Kort samengevat: oorzaken v.d. receptie vanaf 1100 n.Chr
- Politieke oorzaken: in de investituurstrijd konden zowel paus als koning/keizer goede juristen gebruiken om hun gelijk te bepleiten.
- Culturele oorzaken;
- Economische oorzaken (handelseconomie, de vraag naar contracten en het oude Rome was toch óók een handelseconomie?; verstedelijking – ontstaan van universiteiten)
- Opportunistische oorzaken (het Romeins recht werd ‘er bij gehaald’ wanneer het juristen uit kwam, ook was men heel selectief in hun interpretatie zodat voor iedere stelling wel argumenten gevonden konden worden in het Romeins recht/Glossa Ordinaria van Accursius), juristen kregen een slechte naam want ze stonden bekend als de mensen die ‘alles konden goedpraten’, veel geld verdienden, misdadigers verdedigen, geen principes kenden en het rcht citeerden wanneer het ze uitkwam;
- In Engeland is het Romeinse recht nooit gerecipieerd. Tot 1100 was het recht wel van hetzelfde karakter als elders: een Germaans karakter, ongeschreven recht.

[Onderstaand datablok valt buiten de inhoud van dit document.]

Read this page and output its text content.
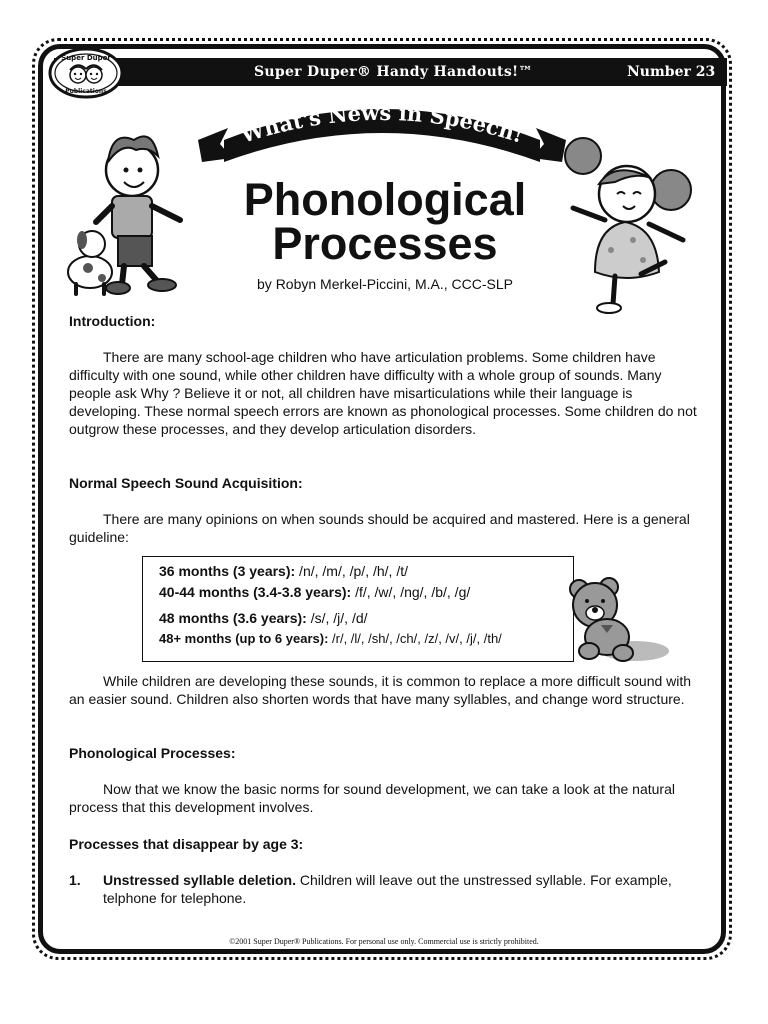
Super Duper® Handy Handouts!™	Number 23
Super Duper
Publications
What's News in Speech!
Phonological
Processes
by Robyn Merkel-Piccini, M.A., CCC-SLP
Introduction:
There are many school-age children who have articulation problems. Some children have difficulty with one sound, while other children have difficulty with a whole group of sounds. Many people ask Why ? Believe it or not, all children have misarticulations while their language is developing. These normal speech errors are known as phonological processes. Some children do not outgrow these processes, and they develop articulation disorders.
Normal Speech Sound Acquisition:
There are many opinions on when sounds should be acquired and mastered. Here is a general guideline:
36 months (3 years): /n/, /m/, /p/, /h/, /t/
40-44 months (3.4-3.8 years): /f/, /w/, /ng/, /b/, /g/
48 months (3.6 years): /s/, /j/, /d/
48+ months (up to 6 years): /r/, /l/, /sh/, /ch/, /z/, /v/, /j/, /th/
While children are developing these sounds, it is common to replace a more difficult sound with an easier sound. Children also shorten words that have many syllables, and change word structure.
Phonological Processes:
Now that we know the basic norms for sound development, we can take a look at the natural process that this development involves.
Processes that disappear by age 3:
1. Unstressed syllable deletion. Children will leave out the unstressed syllable. For example, telphone for telephone.
©2001 Super Duper® Publications. For personal use only. Commercial use is strictly prohibited.
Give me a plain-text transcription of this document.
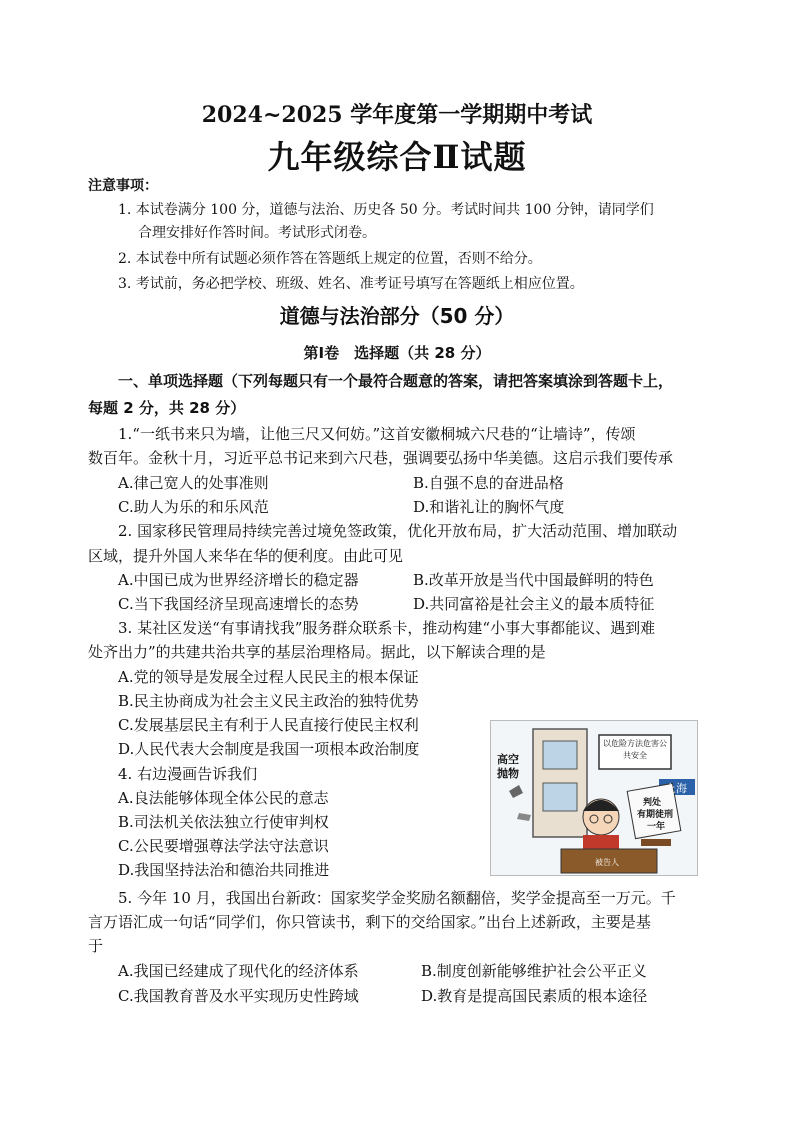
2024~2025 学年度第一学期期中考试
九年级综合Ⅱ试题
注意事项：
1. 本试卷满分 100 分，道德与法治、历史各 50 分。考试时间共 100 分钟，请同学们
合理安排好作答时间。考试形式闭卷。
2. 本试卷中所有试题必须作答在答题纸上规定的位置，否则不给分。
3. 考试前，务必把学校、班级、姓名、准考证号填写在答题纸上相应位置。
道德与法治部分（50 分）
第Ⅰ卷　选择题（共 28 分）
一、单项选择题（下列每题只有一个最符合题意的答案，请把答案填涂到答题卡上，
每题 2 分，共 28 分）
1.“一纸书来只为墙，让他三尺又何妨。”这首安徽桐城六尺巷的“让墙诗”，传颂
数百年。金秋十月，习近平总书记来到六尺巷，强调要弘扬中华美德。这启示我们要传承
A.律己宽人的处事准则	B.自强不息的奋进品格
C.助人为乐的和乐风范	D.和谐礼让的胸怀气度
2. 国家移民管理局持续完善过境免签政策，优化开放布局，扩大活动范围、增加联动
区域，提升外国人来华在华的便利度。由此可见
A.中国已成为世界经济增长的稳定器	B.改革开放是当代中国最鲜明的特色
C.当下我国经济呈现高速增长的态势	D.共同富裕是社会主义的最本质特征
3. 某社区发送“有事请找我”服务群众联系卡，推动构建“小事大事都能议、遇到难
处齐出力”的共建共治共享的基层治理格局。据此，以下解读合理的是
A.党的领导是发展全过程人民民主的根本保证
B.民主协商成为社会主义民主政治的独特优势
C.发展基层民主有利于人民直接行使民主权利
D.人民代表大会制度是我国一项根本政治制度
4. 右边漫画告诉我们
A.良法能够体现全体公民的意志
B.司法机关依法独立行使审判权
C.公民要增强尊法学法守法意识
D.我国坚持法治和德治共同推进
高空
抛物
以危险方法危害公共安全
上海
判处
有期徒刑
一年
被告人
5. 今年 10 月，我国出台新政：国家奖学金奖励名额翻倍，奖学金提高至一万元。千
言万语汇成一句话“同学们，你只管读书，剩下的交给国家。”出台上述新政，主要是基
于
A.我国已经建成了现代化的经济体系	B.制度创新能够维护社会公平正义
C.我国教育普及水平实现历史性跨域	D.教育是提高国民素质的根本途径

- Engeland kent veel minder/hoofdzakelijk geen geschreven recht.
- Engeland kent dus ook geen codificaties (en heeft dus geen Burgerlijk Wetboek, Wetboek van Strafrecht, etc.)
- Ook heeft Engeland geen geschreven Grondwet.
- Het recht in Engeland is rechtersrecht: rechtsonwikkeling geschiedt door rechterlijke uitspraken.
- Rechtenstudenten in Engeland hebben dan ook een praktijkgerichte opleiding die in grote mate gericht is op de bestudering van jurisprudentie.